Cardiac fibrosis is a critical pathological repair process observed in various cardiovascular diseases, contributing to heart failure progression, structural deterioration, and, in extreme cases, cardiac rupture [33]. Qu et al. demonstrated the protective efficacy of Sig-1R in cardiac fibrosis using a transverse aortic constriction (TAC) model, showing that Sig-1R offers protection by modulating the activation of cardiac fibroblasts, primarily through IRE1 pathway inhibition and autophagic flux restoration [8]. Consistent with these findings, our study revealed that Sig-1R stimulation significantly reduced the extent of cardiac fibrosis compared with the non-intervention group, highlighting the antifibrotic effects of Sig-1R post-ischemia–reperfusion.

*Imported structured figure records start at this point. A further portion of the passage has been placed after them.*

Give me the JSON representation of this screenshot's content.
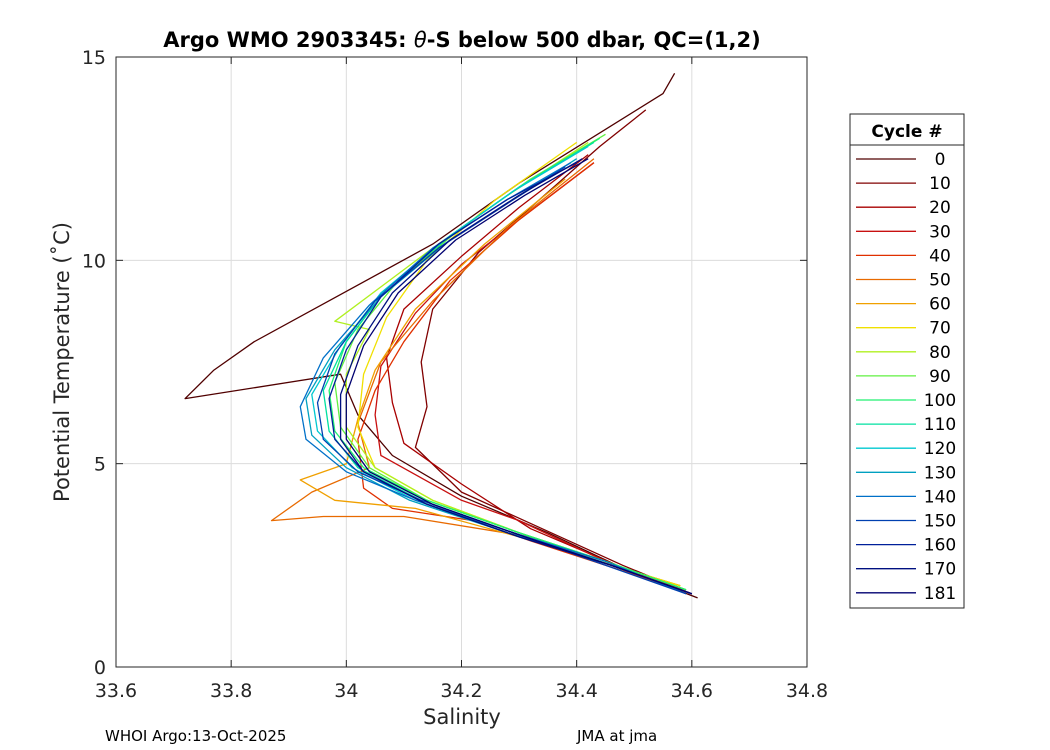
{
  "chart_data": {
    "type": "line",
    "title": "Argo WMO 2903345: θ-S below 500 dbar,  QC=(1,2)",
    "title_parts": {
      "prefix": "Argo WMO 2903345: ",
      "theta": "θ",
      "suffix": "-S below 500 dbar,  QC=(1,2)"
    },
    "xlabel": "Salinity",
    "ylabel": "Potential Temperature (˚C)",
    "xlim": [
      33.6,
      34.8
    ],
    "ylim": [
      0,
      15
    ],
    "xticks": [
      33.6,
      33.8,
      34,
      34.2,
      34.4,
      34.6,
      34.8
    ],
    "yticks": [
      0,
      5,
      10,
      15
    ],
    "xtick_labels": [
      "33.6",
      "33.8",
      "34",
      "34.2",
      "34.4",
      "34.6",
      "34.8"
    ],
    "ytick_labels": [
      "0",
      "5",
      "10",
      "15"
    ],
    "grid": true,
    "legend": {
      "title": "Cycle #",
      "placement": "right",
      "entries": [
        {
          "label": "0",
          "color": "#500000"
        },
        {
          "label": "10",
          "color": "#800000"
        },
        {
          "label": "20",
          "color": "#a80000"
        },
        {
          "label": "30",
          "color": "#c81010"
        },
        {
          "label": "40",
          "color": "#e03000"
        },
        {
          "label": "50",
          "color": "#e86a00"
        },
        {
          "label": "60",
          "color": "#f0a000"
        },
        {
          "label": "70",
          "color": "#f0e000"
        },
        {
          "label": "80",
          "color": "#b0f020"
        },
        {
          "label": "90",
          "color": "#60f040"
        },
        {
          "label": "100",
          "color": "#20f070"
        },
        {
          "label": "110",
          "color": "#00e0a0"
        },
        {
          "label": "120",
          "color": "#00c8d0"
        },
        {
          "label": "130",
          "color": "#00a0c0"
        },
        {
          "label": "140",
          "color": "#0070c8"
        },
        {
          "label": "150",
          "color": "#0040b0"
        },
        {
          "label": "160",
          "color": "#00209a"
        },
        {
          "label": "170",
          "color": "#001080"
        },
        {
          "label": "181",
          "color": "#000070"
        }
      ]
    },
    "series": [
      {
        "name": "cycle 0",
        "color": "#500000",
        "x": [
          34.61,
          34.5,
          34.35,
          34.2,
          34.08,
          34.02,
          33.99,
          33.72,
          33.77,
          33.84,
          34.15,
          34.3,
          34.55,
          34.57
        ],
        "y": [
          1.7,
          2.3,
          3.3,
          4.2,
          5.2,
          6.2,
          7.2,
          6.6,
          7.3,
          8.0,
          10.4,
          11.9,
          14.1,
          14.6
        ]
      },
      {
        "name": "cycle 10",
        "color": "#800000",
        "x": [
          34.6,
          34.48,
          34.34,
          34.2,
          34.12,
          34.14,
          34.13,
          34.15,
          34.23,
          34.32,
          34.44,
          34.52
        ],
        "y": [
          1.8,
          2.5,
          3.4,
          4.3,
          5.4,
          6.4,
          7.5,
          8.8,
          10.2,
          11.3,
          12.8,
          13.7
        ]
      },
      {
        "name": "cycle 20",
        "color": "#a80000",
        "x": [
          34.6,
          34.47,
          34.32,
          34.2,
          34.1,
          34.08,
          34.07,
          34.1,
          34.2,
          34.3,
          34.42
        ],
        "y": [
          1.8,
          2.5,
          3.4,
          4.5,
          5.5,
          6.5,
          7.6,
          8.8,
          10.1,
          11.3,
          12.6
        ]
      },
      {
        "name": "cycle 30",
        "color": "#c81010",
        "x": [
          34.6,
          34.45,
          34.3,
          34.2,
          34.06,
          34.05,
          34.06,
          34.12,
          34.2,
          34.3,
          34.43
        ],
        "y": [
          1.8,
          2.6,
          3.6,
          4.1,
          5.2,
          6.2,
          7.4,
          8.7,
          9.9,
          11.0,
          12.4
        ]
      },
      {
        "name": "cycle 40",
        "color": "#e03000",
        "x": [
          34.58,
          34.45,
          34.32,
          34.22,
          34.08,
          34.03,
          34.02,
          34.05,
          34.1,
          34.18,
          34.3,
          34.43
        ],
        "y": [
          1.9,
          2.5,
          3.1,
          3.6,
          3.9,
          4.4,
          5.6,
          6.8,
          8.0,
          9.5,
          11.0,
          12.4
        ]
      },
      {
        "name": "cycle 50",
        "color": "#e86a00",
        "x": [
          34.58,
          34.44,
          34.32,
          34.1,
          33.96,
          33.87,
          33.94,
          34.04,
          34.02,
          34.06,
          34.15,
          34.28,
          34.43
        ],
        "y": [
          2.0,
          2.6,
          3.2,
          3.7,
          3.7,
          3.6,
          4.3,
          4.9,
          6.0,
          7.5,
          9.0,
          10.8,
          12.5
        ]
      },
      {
        "name": "cycle 60",
        "color": "#f0a000",
        "x": [
          34.58,
          34.44,
          34.3,
          34.12,
          33.98,
          33.92,
          34.0,
          34.02,
          34.05,
          34.12,
          34.24,
          34.38
        ],
        "y": [
          2.0,
          2.6,
          3.2,
          3.9,
          4.1,
          4.6,
          5.0,
          6.1,
          7.3,
          8.8,
          10.4,
          12.0
        ]
      },
      {
        "name": "cycle 70",
        "color": "#f0e000",
        "x": [
          34.58,
          34.44,
          34.3,
          34.15,
          34.05,
          34.02,
          34.03,
          34.07,
          34.14,
          34.26,
          34.4
        ],
        "y": [
          2.0,
          2.6,
          3.3,
          4.1,
          4.9,
          5.9,
          7.2,
          8.6,
          10.0,
          11.5,
          12.9
        ]
      },
      {
        "name": "cycle 80",
        "color": "#b0f020",
        "x": [
          34.59,
          34.45,
          34.3,
          34.15,
          34.05,
          34.0,
          34.0,
          34.04,
          33.98,
          34.15,
          34.28,
          34.42
        ],
        "y": [
          1.9,
          2.6,
          3.3,
          4.1,
          4.9,
          5.9,
          7.2,
          8.3,
          8.5,
          10.3,
          11.6,
          12.9
        ]
      },
      {
        "name": "cycle 90",
        "color": "#60f040",
        "x": [
          34.59,
          34.45,
          34.3,
          34.14,
          34.04,
          33.99,
          33.98,
          34.02,
          34.09,
          34.2,
          34.32,
          34.45
        ],
        "y": [
          1.9,
          2.6,
          3.3,
          4.1,
          4.9,
          5.9,
          7.0,
          8.3,
          9.5,
          10.8,
          12.0,
          13.1
        ]
      },
      {
        "name": "cycle 100",
        "color": "#20f070",
        "x": [
          34.59,
          34.45,
          34.3,
          34.14,
          34.03,
          33.98,
          33.97,
          34.0,
          34.07,
          34.18,
          34.3,
          34.44
        ],
        "y": [
          1.9,
          2.6,
          3.3,
          4.1,
          4.9,
          5.8,
          6.8,
          8.0,
          9.3,
          10.6,
          11.8,
          13.0
        ]
      },
      {
        "name": "cycle 110",
        "color": "#00e0a0",
        "x": [
          34.58,
          34.44,
          34.29,
          34.13,
          34.02,
          33.97,
          33.96,
          34.0,
          34.07,
          34.18,
          34.3,
          34.43
        ],
        "y": [
          1.9,
          2.6,
          3.3,
          4.1,
          4.9,
          5.8,
          6.8,
          8.0,
          9.3,
          10.6,
          11.8,
          12.9
        ]
      },
      {
        "name": "cycle 120",
        "color": "#00c8d0",
        "x": [
          34.58,
          34.44,
          34.28,
          34.12,
          34.01,
          33.95,
          33.94,
          33.99,
          34.06,
          34.17,
          34.29,
          34.42
        ],
        "y": [
          1.9,
          2.6,
          3.3,
          4.1,
          4.9,
          5.8,
          6.7,
          7.9,
          9.2,
          10.5,
          11.7,
          12.8
        ]
      },
      {
        "name": "cycle 130",
        "color": "#00a0c0",
        "x": [
          34.58,
          34.44,
          34.28,
          34.11,
          34.0,
          33.94,
          33.93,
          33.98,
          34.06,
          34.17,
          34.29,
          34.4
        ],
        "y": [
          1.9,
          2.6,
          3.3,
          4.1,
          4.9,
          5.7,
          6.6,
          7.8,
          9.1,
          10.4,
          11.5,
          12.5
        ]
      },
      {
        "name": "cycle 140",
        "color": "#0070c8",
        "x": [
          34.59,
          34.45,
          34.29,
          34.12,
          34.0,
          33.93,
          33.92,
          33.96,
          34.04,
          34.15,
          34.28,
          34.39
        ],
        "y": [
          1.8,
          2.6,
          3.3,
          4.1,
          4.8,
          5.6,
          6.4,
          7.6,
          8.9,
          10.3,
          11.5,
          12.4
        ]
      },
      {
        "name": "cycle 150",
        "color": "#0040b0",
        "x": [
          34.59,
          34.45,
          34.29,
          34.13,
          34.02,
          33.96,
          33.95,
          33.98,
          34.05,
          34.16,
          34.28,
          34.38
        ],
        "y": [
          1.8,
          2.5,
          3.3,
          4.1,
          4.8,
          5.6,
          6.5,
          7.7,
          9.0,
          10.3,
          11.4,
          12.3
        ]
      },
      {
        "name": "cycle 160",
        "color": "#00209a",
        "x": [
          34.6,
          34.46,
          34.3,
          34.14,
          34.03,
          33.98,
          33.97,
          34.0,
          34.06,
          34.16,
          34.28,
          34.4
        ],
        "y": [
          1.8,
          2.5,
          3.2,
          4.0,
          4.8,
          5.6,
          6.6,
          7.8,
          9.1,
          10.4,
          11.5,
          12.4
        ]
      },
      {
        "name": "cycle 170",
        "color": "#001080",
        "x": [
          34.6,
          34.46,
          34.3,
          34.14,
          34.03,
          33.99,
          33.99,
          34.02,
          34.08,
          34.18,
          34.3,
          34.41
        ],
        "y": [
          1.8,
          2.5,
          3.2,
          4.0,
          4.8,
          5.6,
          6.7,
          7.9,
          9.2,
          10.5,
          11.6,
          12.5
        ]
      },
      {
        "name": "cycle 181",
        "color": "#000070",
        "x": [
          34.6,
          34.46,
          34.31,
          34.15,
          34.04,
          34.0,
          34.0,
          34.03,
          34.09,
          34.19,
          34.31,
          34.42
        ],
        "y": [
          1.8,
          2.5,
          3.2,
          4.0,
          4.8,
          5.6,
          6.7,
          7.9,
          9.2,
          10.5,
          11.6,
          12.5
        ]
      }
    ]
  },
  "footer": {
    "left": "WHOI Argo:13-Oct-2025",
    "right": "JMA at jma"
  }
}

In addition to structural changes, this study demonstrated an improvement in cardiac function. With the administration of fluvoxamine, although the EDV and ESV continued to increase post-ischemia–reperfusion, the rate of this increase was significantly decreased, resulting in a significant improvement in LVEF. In contrast, the control group showed minimal changes in LVEF. Remarkably, this trend persisted for up to two weeks after treatment discontinuation. Similar findings have been reported in other studies conducted using pure MI models with full-course medication, where fluvoxamine administration improved the maximal rate of pressure rise and decline (dP/dtmax and dP/dtmin) and enhanced fractional LV shortening [6, 19].

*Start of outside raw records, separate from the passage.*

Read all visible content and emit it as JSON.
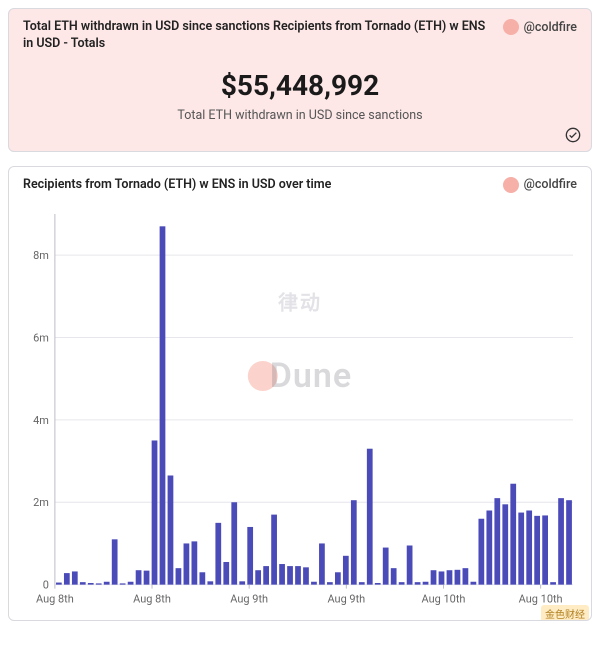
{
  "top_card": {
    "title": "Total ETH withdrawn in USD since sanctions   Recipients from Tornado (ETH) w ENS in USD - Totals",
    "author_label": "@coldfire",
    "author_dot_color": "#f6b0a8",
    "value": "$55,448,992",
    "value_label": "Total ETH withdrawn in USD since sanctions",
    "background_color": "#fde7e7",
    "title_fontsize": 12.5,
    "value_fontsize": 28,
    "label_fontsize": 12.5
  },
  "chart_card": {
    "title": "Recipients from Tornado (ETH) w ENS in USD over time",
    "author_label": "@coldfire",
    "author_dot_color": "#f6b0a8",
    "background_color": "#ffffff"
  },
  "chart": {
    "type": "bar",
    "bar_color": "#4a4ab8",
    "grid_color": "#e6e6ec",
    "axis_color": "#bcbcc6",
    "background_color": "#ffffff",
    "ylim": [
      0,
      9000000
    ],
    "yticks": [
      0,
      2000000,
      4000000,
      6000000,
      8000000
    ],
    "ytick_labels": [
      "0",
      "2m",
      "4m",
      "6m",
      "8m"
    ],
    "xtick_positions": [
      0,
      12,
      24,
      36,
      48,
      60
    ],
    "xtick_labels": [
      "Aug 8th",
      "Aug 8th",
      "Aug 9th",
      "Aug 9th",
      "Aug 10th",
      "Aug 10th"
    ],
    "values": [
      50000,
      280000,
      320000,
      60000,
      40000,
      30000,
      70000,
      1100000,
      30000,
      70000,
      350000,
      340000,
      3500000,
      8700000,
      2650000,
      400000,
      1000000,
      1050000,
      300000,
      80000,
      1500000,
      550000,
      2000000,
      80000,
      1400000,
      350000,
      450000,
      1700000,
      500000,
      450000,
      450000,
      420000,
      70000,
      1000000,
      60000,
      300000,
      700000,
      2050000,
      60000,
      3300000,
      40000,
      900000,
      400000,
      60000,
      950000,
      60000,
      70000,
      350000,
      320000,
      350000,
      360000,
      400000,
      70000,
      1600000,
      1800000,
      2100000,
      1950000,
      2450000,
      1750000,
      1800000,
      1670000,
      1680000,
      60000,
      2100000,
      2050000
    ],
    "bar_count": 65,
    "bar_width_ratio": 0.72,
    "label_fontsize": 11
  },
  "watermarks": {
    "dune": "Dune",
    "cn": "律动",
    "br_badge": "金色财经"
  }
}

These findings suggest that fluvoxamine plays a pivotal role in mitigating myocardial dysfunction and preventing adverse remodelling through enhanced myocardial salvage post-ischemia–reperfusion. Furthermore, the prolonged therapeutic effects observed even after treatment cessation highlight its potential for promoting sustained cardiac recovery. These results position fluvoxamine as a promising therapeutic candidate for ischemic heart disease, warranting further investigation to fully elucidate its long-term benefits and underlying mechanisms.

This study has several limitations that are worth mentioning. First, the relatively small sample size may have reduced the statistical power to detect subtle differences between groups; therefore, studies with larger cohorts should be conducted in the future to address this limitation. The reduced sample size was primarily due to mid-experiment mortality and the exclusion of data that showed excessive variability, which could introduce bias. Consequently, more robust experiments with improved consistency will be necessary to investigate the trends observed in this study further. Second, fluvoxamine was administered for only two weeks during the four-week observation period. While this timeframe was chosen based on the hypothesis that short-term interventions could induce sufficient cardioprotective effects, a longer treatment duration might provide additional insights into fluvoxamine’s full therapeutic potential, particularly regarding its long-term effects on cardiac remodelling. The four-week observation period was designed to evaluate infarct healing, typically completed within this period, as well as to capture both the structural and functional changes in the myocardium after treatment cessation. However, a longer observation period could be considered in future studies to better assess the sustained efficacy of fluvoxamine in preventing adverse cardiac remodelling and improving long-term outcomes.